Code contributions, ITAR/EAR, incrimination vs. contribution
Frank J. Beckmann
frank at vogon.agala.harz.de
Sat Nov 14 01:44:27 CET 1998
On Wed, Nov 11, 1998 at 05:14:38PM -0800, Caskey L. Dickson wrote:
> On Wed, 11 Nov 1998, brian moore wrote:
>
> > On Tue, Nov 10, 1998 at 08:54:23PM -0800, Caskey L. Dickson wrote:
> > > On Tue, 10 Nov 1998, brian moore wrote:
> > >
> > > > I think the biggest problem is for those of us in the US, though.
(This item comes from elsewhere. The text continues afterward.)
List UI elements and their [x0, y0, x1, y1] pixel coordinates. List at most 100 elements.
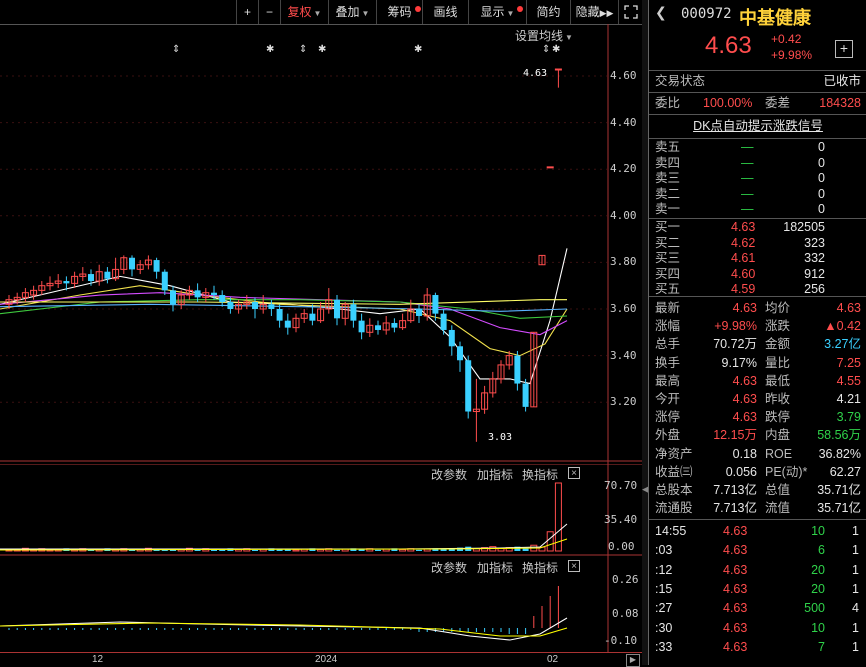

> > > > Signing such a thing could be incriminatory.
> > >
> > > IANAL: The FSF takes their role of defending free software very seriously.
> >
> > Sort of a catch-22: if you do major work it can't be included or the
> > code would be compromised, but if you sign the form so it can be
> > included, you've admitted to a crime.
> >
> > It makes it rather difficult to do much in the US except compile.
>
> Perhaps. The admitting to working on a project that has the potential to
> be in violation of the ITAR/EAR when you upload your contributions is a
> sticky problem. Otoh, provided you aren't contributing code to the core
> crypto engine then you aren't really doing anything. Key management, for
> instance, isn't crypto, but it is a large part of any security product.
AFAIK even exporting software that has only hooks to support crypto
software violates the ITAR/EAR rules.